His boss, President Donald Trump, keeps proposing big cuts to NSF’s budget. In Congress, Democrats and Republicans alike have lambasted NSF for not doing more to stop the Chinese government from harvesting the fruits of U.S.-funded research. New reports of sexual harassment, including some involving NSF grantees, seem to pop up weekly, and the national outcry over racial inequities has highlighted the chronic underrepresentation of minorities and women in science.

Yet the Indian-born computer scientist was unabashedly upbeat about the future of the U.S. academic research community—where he has spent most of his career—and NSF’s role in supporting it during a 2 July remote interview with Science.

Mervis assumes that immigration restrictions are always bad, funding cuts are always bad, and “inclusion” is always good. Those have little to do with research integrity, which should be the primary goal a head of the NSF should bring to an agency operating with federal funds. Are members of the public getting a good return on investment? All other issues are secondary. Private funds can be used for those, if institutions want to make those the priority. Science, though, is supposed to be a pursuit of truth. The AAAS motto is “Facts Are Facts.” Facts by nature must be color-blind and politically neutral.

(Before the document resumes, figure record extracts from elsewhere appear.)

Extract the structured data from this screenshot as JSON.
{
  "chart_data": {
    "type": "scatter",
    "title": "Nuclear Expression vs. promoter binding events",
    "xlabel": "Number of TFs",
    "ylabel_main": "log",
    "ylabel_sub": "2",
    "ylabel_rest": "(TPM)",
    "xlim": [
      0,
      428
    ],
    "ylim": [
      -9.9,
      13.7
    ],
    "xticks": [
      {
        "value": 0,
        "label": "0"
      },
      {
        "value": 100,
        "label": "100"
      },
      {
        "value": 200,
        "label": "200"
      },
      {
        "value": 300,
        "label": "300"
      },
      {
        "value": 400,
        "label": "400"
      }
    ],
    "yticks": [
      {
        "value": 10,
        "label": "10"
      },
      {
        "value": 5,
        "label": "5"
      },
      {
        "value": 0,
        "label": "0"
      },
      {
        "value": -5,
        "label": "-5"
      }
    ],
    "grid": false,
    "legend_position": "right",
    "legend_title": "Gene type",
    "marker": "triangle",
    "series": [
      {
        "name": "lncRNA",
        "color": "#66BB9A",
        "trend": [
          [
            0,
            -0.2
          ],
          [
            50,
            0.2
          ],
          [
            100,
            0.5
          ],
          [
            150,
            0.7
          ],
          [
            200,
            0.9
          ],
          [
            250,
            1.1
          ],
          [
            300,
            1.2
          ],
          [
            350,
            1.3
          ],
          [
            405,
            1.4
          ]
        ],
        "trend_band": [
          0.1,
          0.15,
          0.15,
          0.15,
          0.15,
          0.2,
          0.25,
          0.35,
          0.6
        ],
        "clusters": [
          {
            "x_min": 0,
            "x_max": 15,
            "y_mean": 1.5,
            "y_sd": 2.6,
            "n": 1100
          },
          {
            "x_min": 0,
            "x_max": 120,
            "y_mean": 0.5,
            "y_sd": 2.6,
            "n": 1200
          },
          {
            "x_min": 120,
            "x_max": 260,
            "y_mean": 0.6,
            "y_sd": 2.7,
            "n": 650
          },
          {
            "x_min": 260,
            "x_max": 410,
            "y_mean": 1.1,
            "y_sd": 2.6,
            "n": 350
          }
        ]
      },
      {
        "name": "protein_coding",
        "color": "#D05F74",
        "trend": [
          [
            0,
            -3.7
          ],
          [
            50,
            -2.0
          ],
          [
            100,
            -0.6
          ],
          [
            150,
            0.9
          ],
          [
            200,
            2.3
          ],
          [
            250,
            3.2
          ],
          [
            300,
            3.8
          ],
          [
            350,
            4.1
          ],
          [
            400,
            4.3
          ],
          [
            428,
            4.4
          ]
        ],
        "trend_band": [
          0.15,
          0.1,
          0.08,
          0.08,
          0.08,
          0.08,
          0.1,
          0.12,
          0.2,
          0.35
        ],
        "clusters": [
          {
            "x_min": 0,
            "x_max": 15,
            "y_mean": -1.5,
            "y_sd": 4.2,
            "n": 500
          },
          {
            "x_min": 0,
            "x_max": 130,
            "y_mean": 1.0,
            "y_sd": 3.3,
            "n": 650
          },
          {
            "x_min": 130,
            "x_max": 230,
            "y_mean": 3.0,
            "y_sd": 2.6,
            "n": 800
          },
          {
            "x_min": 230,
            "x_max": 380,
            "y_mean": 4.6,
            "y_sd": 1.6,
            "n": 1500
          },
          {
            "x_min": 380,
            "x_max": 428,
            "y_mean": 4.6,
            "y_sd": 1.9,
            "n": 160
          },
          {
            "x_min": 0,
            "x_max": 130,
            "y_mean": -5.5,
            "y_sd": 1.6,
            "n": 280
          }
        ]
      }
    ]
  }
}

If facts are the domain of science, they should supersede other values. Would you rather have an oncologist who really understands the facts of cancer treatment work on you, even though he had racist tendencies, or a doctor who didn’t understand the subject, even though she scored high on “diversity and inclusion”? If those were your only choices, what would matter more if your life is at stake? Big Science needs to keep its core principles and values at the top and not be pulled this way and that by political advocates and cultural pressure groups. A vaccine for COVID-19 that works will not be a “racist” thing.